One Response to “High good, low bad: Mead in June”

  1. Susan Lynn
    July 2nd, 2009 @ 9:37 am

    A reminder that Las Vegas could save its lost 20,000 AF of Colorado River water by implementing more conservation very easily.
    They have refused to do so:
    Recently rejected a resolution to implement gray water reuse (although reuse promoted and the multi-million dollar Las Vegas Springs Preserve that SNWA heavily sponsored)
    Fired their water waste enforcers (not enough money)
    Have no indoor conservation required (doesn’t help return flow credits)

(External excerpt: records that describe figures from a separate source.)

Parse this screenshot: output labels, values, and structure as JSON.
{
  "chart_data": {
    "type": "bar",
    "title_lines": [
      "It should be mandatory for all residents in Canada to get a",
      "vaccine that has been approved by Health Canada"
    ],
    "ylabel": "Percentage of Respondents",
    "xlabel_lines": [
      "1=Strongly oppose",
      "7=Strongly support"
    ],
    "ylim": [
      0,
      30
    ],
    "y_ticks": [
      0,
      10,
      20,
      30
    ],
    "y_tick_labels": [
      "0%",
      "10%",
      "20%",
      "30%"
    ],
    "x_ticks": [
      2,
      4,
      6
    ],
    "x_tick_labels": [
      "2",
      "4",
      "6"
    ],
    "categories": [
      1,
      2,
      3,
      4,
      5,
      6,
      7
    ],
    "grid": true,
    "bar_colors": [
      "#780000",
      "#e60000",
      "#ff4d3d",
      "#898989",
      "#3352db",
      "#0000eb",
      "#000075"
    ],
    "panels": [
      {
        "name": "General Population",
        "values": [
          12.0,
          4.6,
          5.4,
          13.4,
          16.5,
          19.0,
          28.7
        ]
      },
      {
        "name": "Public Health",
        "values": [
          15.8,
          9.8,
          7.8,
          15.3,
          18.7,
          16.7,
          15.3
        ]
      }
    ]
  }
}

    Sounds like SNWA is excited that Lake Mead may hit a new low. Then they’ll be able to justify water pipelines that cost billions of dollars. SNWA would be its own economic stimulus package by asking for federal dollars to bail them out of a self-imposed “dire” situation. And the citizens of Las Vegas will, instead of conserving, see steep increases in their rates, fees and taxes. How fun can that be? SNWA signed the Colorado River Operating Agreement knowing full well they might reach that new low. It’s a strategy that is now inconveniencing Las Vegans and will inconvenience them even more in the future.
    SNWA has demonstrated a remarkable lack of good planning on behalf of their users over the years.